How is alignment achieved?

- Aratani
- Alignment is achieved through determining the position and orientation of the video cameras mounted on the HMD in order to capture images from the user's point of view, with the CG images superimposed over the actual object. This position and orientation are then computer generated as the position and orientation of the virtual cameras, allowing for the alignment of the real-space images with the CG images.
We can divide alignment technology into two main parts: the vision system and the sensor system. The vision system makes use of the cameras mounted on the HMD. We use registration markers specially developed by Canon, which are placed on the real object in advance in order to measure the three-dimensional position. Then, when we align the real object with the CG images to create an MR experience, the markers are detected from the images that appear in the camera. We can then calculate the current position and orientation of the camera relative to the three-dimensional position determined earlier.
So, you need real-space measurement data and reference points, right? In that case, couldn't you use something like a pattern on the floor or a picture on the wall?
- Aratani
- In principle, that would be possible. From the standpoint of appearance and providing a natural experience, the use of patterns and pictures offer many advantages. But, because detection accuracy is not as good as when using markers, it's difficult to make use of them in an actual situation.
I see. What about the sensor system?
- Aratani
- There are many different sensors, such as gyro-sensors, infrared position and orientation sensors, and magnetic-type position sensors. Taking magnetic sensors as an example, however, they are vulnerable to the effects of magnetic fields around them, so depending on where they are used, their accuracy may not be very good.

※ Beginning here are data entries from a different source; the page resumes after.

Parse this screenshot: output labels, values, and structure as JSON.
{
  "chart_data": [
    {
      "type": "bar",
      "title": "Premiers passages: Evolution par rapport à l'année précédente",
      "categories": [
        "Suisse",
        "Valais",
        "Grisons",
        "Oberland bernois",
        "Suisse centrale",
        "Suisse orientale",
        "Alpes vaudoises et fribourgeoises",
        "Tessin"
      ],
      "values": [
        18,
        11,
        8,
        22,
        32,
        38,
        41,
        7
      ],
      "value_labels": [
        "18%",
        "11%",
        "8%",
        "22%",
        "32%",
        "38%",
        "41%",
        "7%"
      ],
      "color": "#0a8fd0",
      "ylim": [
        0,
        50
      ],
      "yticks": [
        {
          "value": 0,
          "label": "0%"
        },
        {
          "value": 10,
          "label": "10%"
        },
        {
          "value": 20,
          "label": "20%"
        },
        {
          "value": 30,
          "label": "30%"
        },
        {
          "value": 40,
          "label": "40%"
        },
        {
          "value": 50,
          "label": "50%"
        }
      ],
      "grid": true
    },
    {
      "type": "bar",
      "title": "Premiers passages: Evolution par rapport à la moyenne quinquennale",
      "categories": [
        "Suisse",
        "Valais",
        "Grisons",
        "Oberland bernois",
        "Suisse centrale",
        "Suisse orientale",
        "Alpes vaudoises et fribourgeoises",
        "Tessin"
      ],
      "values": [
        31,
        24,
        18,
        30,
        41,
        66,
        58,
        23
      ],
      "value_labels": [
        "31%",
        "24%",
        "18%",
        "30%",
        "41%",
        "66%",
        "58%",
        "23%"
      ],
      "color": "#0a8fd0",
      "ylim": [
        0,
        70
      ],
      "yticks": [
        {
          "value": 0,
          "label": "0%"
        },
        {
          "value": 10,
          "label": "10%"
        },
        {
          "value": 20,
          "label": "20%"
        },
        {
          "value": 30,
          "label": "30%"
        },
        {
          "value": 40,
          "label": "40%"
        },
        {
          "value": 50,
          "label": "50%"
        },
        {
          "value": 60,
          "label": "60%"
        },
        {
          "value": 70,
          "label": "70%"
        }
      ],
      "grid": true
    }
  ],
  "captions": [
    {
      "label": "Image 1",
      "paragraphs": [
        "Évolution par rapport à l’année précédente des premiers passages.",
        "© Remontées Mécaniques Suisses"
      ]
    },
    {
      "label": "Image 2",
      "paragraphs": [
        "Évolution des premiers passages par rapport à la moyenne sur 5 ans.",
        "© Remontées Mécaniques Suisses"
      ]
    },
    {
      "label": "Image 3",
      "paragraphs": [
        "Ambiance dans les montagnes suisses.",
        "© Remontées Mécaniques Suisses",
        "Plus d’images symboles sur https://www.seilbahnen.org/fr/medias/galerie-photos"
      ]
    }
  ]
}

Therefore, we use a hybrid vision and sensor system, which uses markers photographed by the cameras to correct for errors in the sensor measurements, providing highly accurate position matching.
OK, so we now understand the position matching, but the user's position and orientation are always changing, right? How do you deal with that?
- Aratani
- The cameras mounted on the HMD shoot at 30 frames per second. The markers are detected from the image in each frame and matched with the sensor measurements to determine the camera's position, allowing for any changes in the user's movements. In actuality, there is a delay of about two to three-thirtieths of a second in the image display, but this delay is not enough to affect the experience.
- Matsui
- This delay also includes the time required for CG rendering.
What kinds of things have you done to improve the rendering speed?
- Matsui
- In addition to software technology, there are many methods to achieve high-speed rendering. One particularly effective way is to enter the CG data into the graphics board memory. Improvements have been made in the way data is written to the board and the way the rendering commands are written. But despite this, just like computer-aided design (CAD), many problems can occur when dealing with a huge amount of original CG data, often running in the tens and hundreds of millions of polygons (the basic element of CG rendering).
In terms of securing the position matching and rendering speed, does the length of cable connecting the HMD to the PC have any effect?

- Nakanishi
- Yes, it has a major effect. The cables we use are about 8 mm thick. In order to display the left and right images and to transmit the camera images, a total of four channels, the limit of this technology is about 10 m in length. Any longer than this and the transmission speed would be so slow we wouldn't be able to use it. But, if the cable is too thick, the HMD is going to feel very heavy and awkward for the user. One solution we're thinking of is to compress the data and transmit them wirelessly, but we're still working on this.